I actually think this system explains how the placebo effect works. And a recent article on the placebo effect on pain
in the Journal of Neuroscience confirms this. When researchers used sophisticated imaging of the brain, they found that placebos
that were believed to quench pain activated parts of the brain that directly affected opioid membrane receptors. That's how
a "belief" results in the chemical cascade that results in the placebo effect — and in this case, a reduction in pain.
For hundreds of years we've been discussing the mind–body duality. What I'm proposing is a mechanism for its power.
JN: The description is fascinating and makes sense, but I think our frameworks are very different. I still don't
see a top-down hierarchy from the brain to the membrane. I see us as a web that has no weaver, that weaves itself, and the
act of weaving is us. Nobody has yet explained how physical processes give rise to conscious experience in the first place.
We don't know how a stimulus turns into the blueness of blue, the sweetness of sweet, the sentience of anything from a cell
to a person. So it seems a leap to say that we now know how conscious experience modulates physical processes. What brought
you to this work?
BL: My dad was an immigrant from Russia who came here at age 11, and by the time he was 16, he and his brother owned
their rst supermarket in New York City. I was born in 1944, and shortly after that we moved up to Chappaqua, the town where
the Clintons now live. My mother told me that at that time there was a sign at the entrance to the town that read, "No Jews,
no blacks, and no dogs." We were Russian Jews and completely displaced into an environment that disapproved of us. I had one
friend down the block, and that was it. That's why the first time I looked into a microscope, in the second grade, I was so
mesmerized. Here was another world with living creatures and it had nothing to do with my own troubled world. I remember spending
an entire summer with an old Brownie camera trying to take a picture of cells in my microscope.
JN: How has your belief in belief changed your own life?
BL: My sense of humor has saved me. Years ago, after my divorce, I fell deeply in love with a woman and one day
she said, "I think I need some space," and what seemed like 10 minutes later, she moved in with a cardiac surgeon. I pined
away for nearly a year. I'd come home from work and just be alone and have this imaginary conversation with Barbara. I missed
her all the time. Then one night, I was alone in my dark living room in the typical cold, grey Wisconsin winter and missing
Barbara and I yelled out, "Just leave me alone, Barbara!" And all of a sudden the pure absurd humor of it struck me. I said
to myself, "Well, she has left you alone and that's the problem." The next time I started missing Barbara I thought about
the absurd humor of it, and I started laughing.

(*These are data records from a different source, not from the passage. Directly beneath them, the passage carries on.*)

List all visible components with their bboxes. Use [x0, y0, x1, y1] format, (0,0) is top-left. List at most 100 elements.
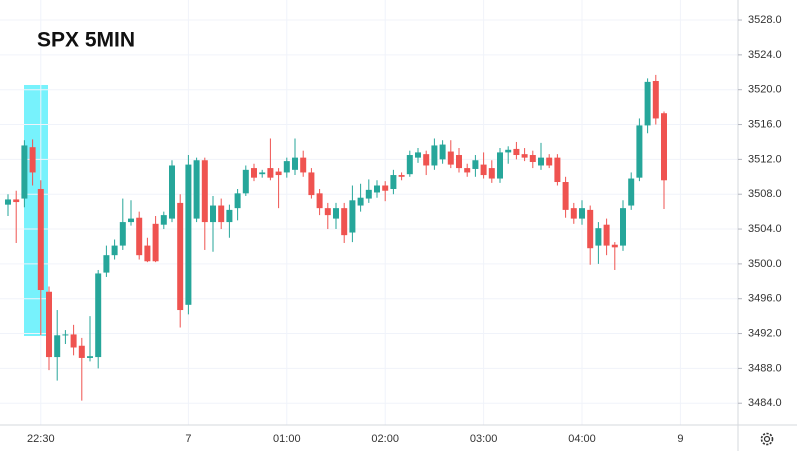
candle-body — [316, 193, 323, 209]
candle-body — [374, 185, 380, 193]
candle-body — [611, 244, 618, 248]
candle-body — [333, 208, 339, 219]
candle-body — [620, 208, 626, 246]
candle-body — [538, 157, 544, 166]
candle-body — [382, 185, 389, 191]
candles — [5, 74, 667, 401]
candle-body — [193, 160, 200, 219]
candle-body — [119, 222, 126, 246]
y-tick-label: 3500.0 — [748, 258, 782, 270]
candle-body — [210, 205, 216, 223]
x-tick-label: 22:30 — [27, 433, 55, 445]
candle-body — [54, 335, 61, 358]
candle-body — [505, 149, 512, 153]
candle-body — [562, 182, 569, 210]
candle-body — [464, 168, 471, 173]
candle-body — [103, 255, 110, 273]
candle-body — [136, 217, 143, 256]
candle-body — [357, 197, 364, 206]
candle-body — [595, 228, 602, 246]
candle-body — [546, 157, 553, 166]
candle-body — [292, 157, 298, 170]
candle-body — [37, 188, 44, 291]
candle-body — [62, 334, 69, 336]
candle-body — [201, 160, 208, 223]
y-tick-label: 3496.0 — [748, 293, 782, 305]
settings-button[interactable] — [760, 432, 774, 446]
y-tick-label: 3520.0 — [748, 84, 782, 96]
y-tick-label: 3512.0 — [748, 153, 782, 165]
candle-body — [226, 209, 233, 223]
chart-title: SPX 5MIN — [37, 29, 135, 52]
candle-body — [423, 154, 430, 166]
candle-body — [447, 151, 454, 165]
x-tick-label: 02:00 — [371, 433, 399, 445]
candle-body — [5, 199, 11, 205]
y-tick-label: 3492.0 — [748, 327, 782, 339]
x-tick-label: 01:00 — [273, 433, 301, 445]
candle-body — [251, 168, 257, 178]
candle-body — [554, 157, 561, 183]
candle-body — [111, 245, 118, 256]
candle-body — [579, 208, 585, 219]
candle-body — [497, 152, 503, 179]
candle-body — [324, 208, 331, 216]
x-tick-label: 03:00 — [470, 433, 498, 445]
candle-body — [365, 189, 372, 199]
x-tick-label: 9 — [677, 433, 683, 445]
candle-body — [152, 223, 159, 262]
candle-body — [529, 155, 536, 162]
y-tick-label: 3528.0 — [748, 14, 782, 26]
y-tick-label: 3524.0 — [748, 49, 782, 61]
candle-body — [300, 157, 307, 173]
candle-body — [406, 155, 413, 175]
highlight-region — [24, 85, 48, 336]
candle-body — [390, 175, 397, 189]
candle-body — [513, 148, 520, 156]
candle-body — [587, 209, 594, 249]
candle-body — [13, 199, 20, 203]
candle-body — [29, 147, 36, 173]
candle-body — [603, 224, 610, 246]
candle-body — [259, 172, 266, 175]
candle-body — [456, 155, 462, 169]
candle-body — [128, 218, 134, 223]
candle-body — [308, 172, 315, 196]
y-tick-label: 3488.0 — [748, 362, 782, 374]
candle-body — [415, 152, 421, 158]
candle-body — [521, 154, 528, 158]
candle-body — [661, 113, 667, 181]
candle-body — [70, 334, 77, 348]
candle-body — [21, 145, 28, 199]
candle-body — [283, 161, 290, 173]
candle-body — [398, 175, 405, 177]
candle-body — [46, 291, 52, 358]
candle-body — [144, 245, 151, 262]
candle-body — [87, 356, 93, 358]
candle-body — [218, 205, 225, 223]
candle-body — [267, 168, 274, 178]
candle-body — [185, 164, 192, 305]
candle-body — [652, 80, 659, 119]
candle-body — [78, 345, 85, 358]
candle-body — [234, 193, 241, 209]
candle-body — [177, 202, 184, 311]
candle-body — [95, 273, 102, 358]
candle-body — [275, 171, 282, 176]
y-tick-label: 3484.0 — [748, 397, 782, 409]
candle-body — [169, 165, 175, 219]
candle-body — [349, 200, 356, 233]
candle-body — [480, 164, 487, 176]
y-tick-label: 3516.0 — [748, 118, 782, 130]
candle-body — [341, 208, 348, 236]
candle-body — [570, 208, 577, 219]
candle-body — [472, 160, 479, 169]
candle-body — [439, 144, 446, 160]
x-tick-label: 04:00 — [568, 433, 596, 445]
candle-body — [488, 168, 495, 179]
y-tick-label: 3504.0 — [748, 223, 782, 235]
y-tick-label: 3508.0 — [748, 188, 782, 200]
candle-body — [628, 178, 635, 206]
grid — [0, 0, 738, 425]
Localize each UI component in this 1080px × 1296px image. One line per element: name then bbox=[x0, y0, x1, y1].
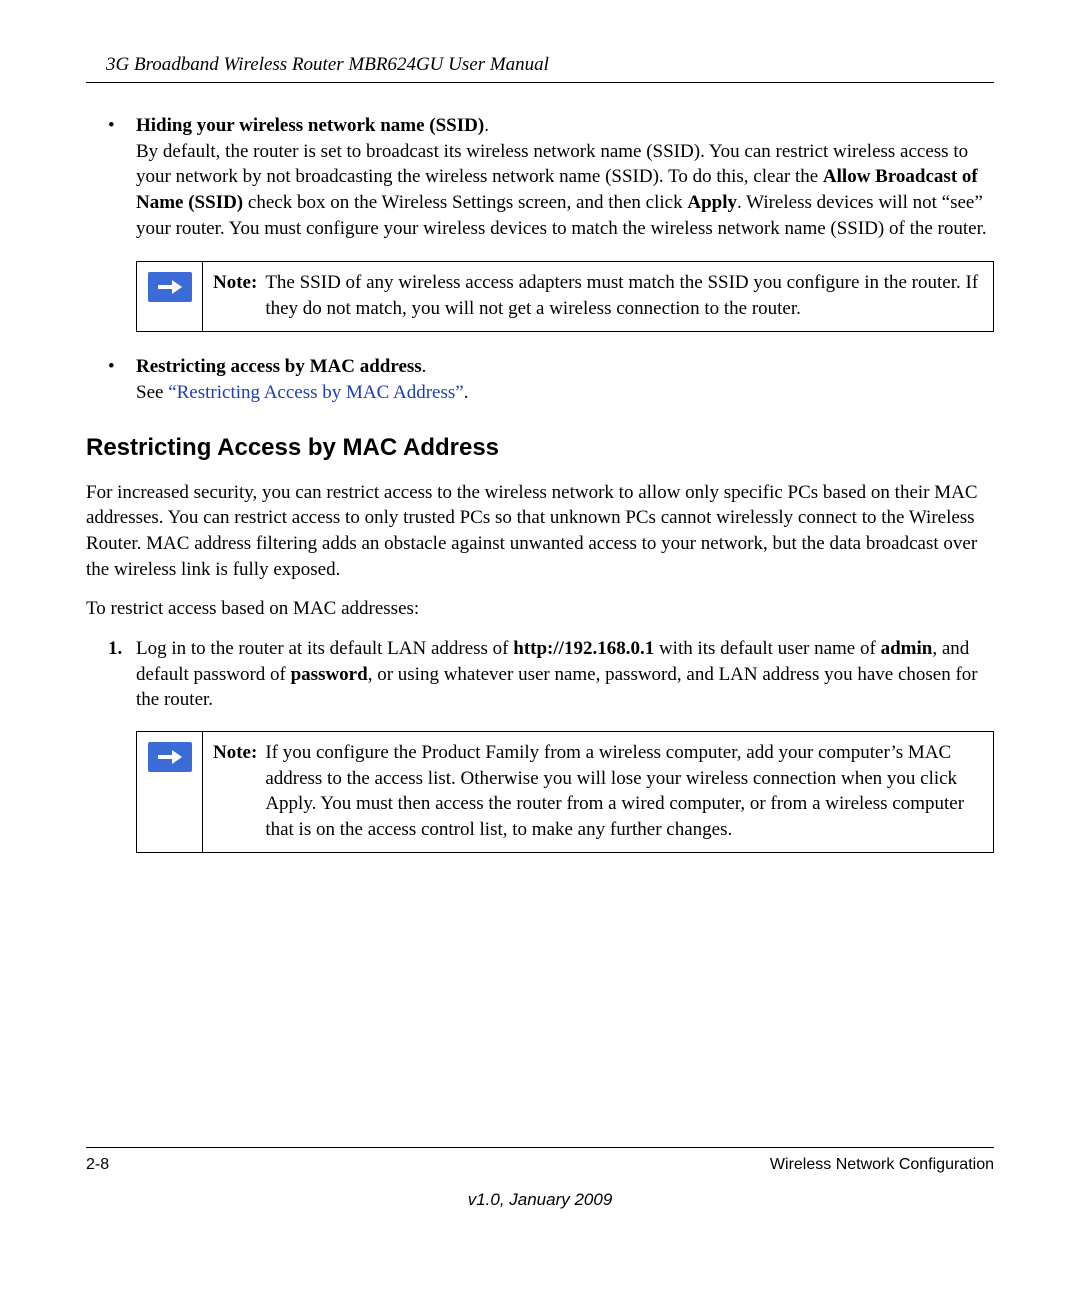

Humor has had the same impact on the rest of my life. In a very similar
way, I was berating myself one day for not being good enough. And right in the middle of all my negative self-talk it was
as if a voice offstage said, "Isn't there anything more fun to do than this?" It was like I was in a stand-up comedy routine
and I laughed out loud then and there. I'd been willingly engaging in "not-good-enough" programming from my subconscious,
and there was something different I could do and I did it right then. I went to a movie. And the next time I got into a negative
spiral of self-talk, the humor struck me again, and it just transcended my self-talk. That laughter was almost like a switch.
Eventually, over time, the negative self-talk just stopped.
JN: What's the one take-home message from the biology of belief?
BL: That we're not, as individuals or societies, the pawns of our genes, or stuck in a vicious cycle of violence
and competition. You can reinvent your life. The global community can reinvent itself, too. A study last year by two biologists,
Robert M. Sapolsky and Lisa J. Share, showed this in a troop of baboons. The aggressive males happened to die out from foraging
contaminated meat from a garbage pit. In the wake of their deaths, the females in the troop helped steer the remaining, less
aggressive males into a more peaceful, cooperative community. We are all spiritual beings who need love as much as we need
food. We can use the intelligence of our own cells to change our lives.